Ich fragte nach dem Hause des Molla Nadan, was mir, da er
ein wohlbekannter Mann war, sofort gezeigt wurde. Aber bei
näherer Überlegung hielt ich es für klüger und auch
schicklicher, in einer kleinen, dem Hause meines zukünftigen
Herrn nahegelegenen Karawanserei abzusteigen, als mich so spät
am Abend vorzustellen; lag mir doch alles daran, durch meine
äußere Erscheinung den denkbar günstigsten Eindruck
hervorzurufen. Nachdem ich bestens für mein Maultier gesorgt
hatte, fiel ich nach den Beschwerden der Reise in einen
ruhigen, erquickenden Schlaf, begab mich am nächsten Morgen
ins Bad, ließ meinen Bart frisch färben, Hände und Füße
ausgiebigst mit Henna verschönern und konnte mir dann
schmeicheln, meine Erscheinung sei ganz dazu angetan, das
größte Wohlgefallen zu erregen.
Das Haus des Molla lag zwischen der königlichen Moschee und
den Quartieren der Kamelartilleristen, dicht am Eingange des
Basars, der beim Tore der besagten Moschee anfängt und dessen
anderes Ende unmittelbar zu dem Graben vor des Schahs Palast
führt. Die Straßenfront des Hauses war ärmlich.
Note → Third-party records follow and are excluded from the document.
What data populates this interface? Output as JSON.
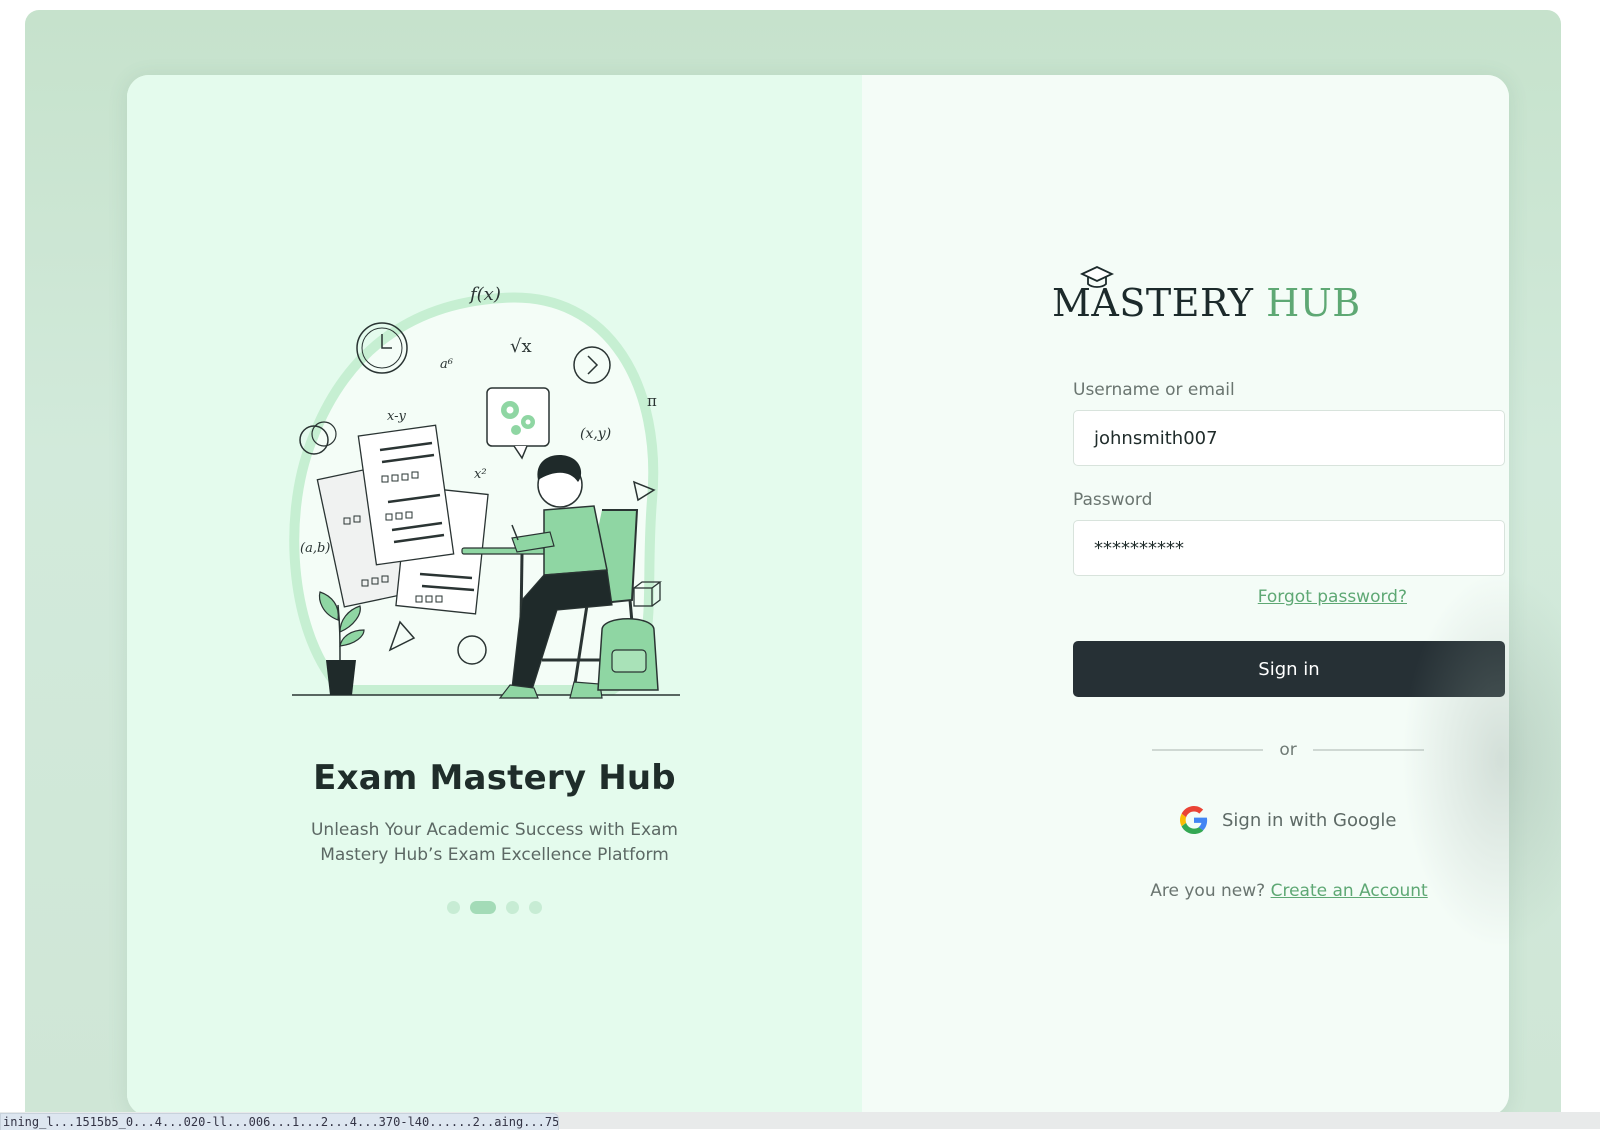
{
  "brand": {
    "logo_part1": "MASTERY",
    "logo_part2": "HUB",
    "accent_color": "#5ea874",
    "dark_color": "#263035"
  },
  "hero": {
    "title": "Exam Mastery Hub",
    "subtitle": "Unleash Your Academic Success with Exam Mastery Hub’s Exam Excellence Platform",
    "carousel": {
      "count": 4,
      "active_index": 1
    }
  },
  "form": {
    "username_label": "Username or email",
    "username_value": "johnsmith007",
    "password_label": "Password",
    "password_value": "**********",
    "forgot_label": "Forgot password?",
    "signin_label": "Sign in",
    "or_label": "or",
    "google_label": "Sign in with Google",
    "new_prompt": "Are you new?",
    "create_label": "Create an Account"
  },
  "status_bar": {
    "url_text": "ining_l...1515b5_0...4...020-ll...006...1...2...4...370-l40......2..aing...752"
  }
}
Allein, trat
man durchs Tor in den zwar kleinen, doch reinlich gehaltenen
und reichlich mit Wasser besprengten Hof und das Zimmer,
dessen Fenster hier herausgingen, so war es freilich nur weiß
getüncht, aber doch mit einer so erklecklichen Anzahl von
Teppichen ausgeschmückt, die zwar keinen Reichtum verrieten,
dennoch jede Armut ausschlossen.
In diesem Zimmer saß ein bleicher, kränklich scheinender
Mann, den ich irrtümlicherweise für den Hausherrn hielt, der
jedoch noch in seinem Enderun verweilte und in Bälde
erscheinen sollte.
»Ihr seid wahrscheinlich erst seit ganz kurzer Zeit in
Teheran angekommen?« fragte mich der Mann.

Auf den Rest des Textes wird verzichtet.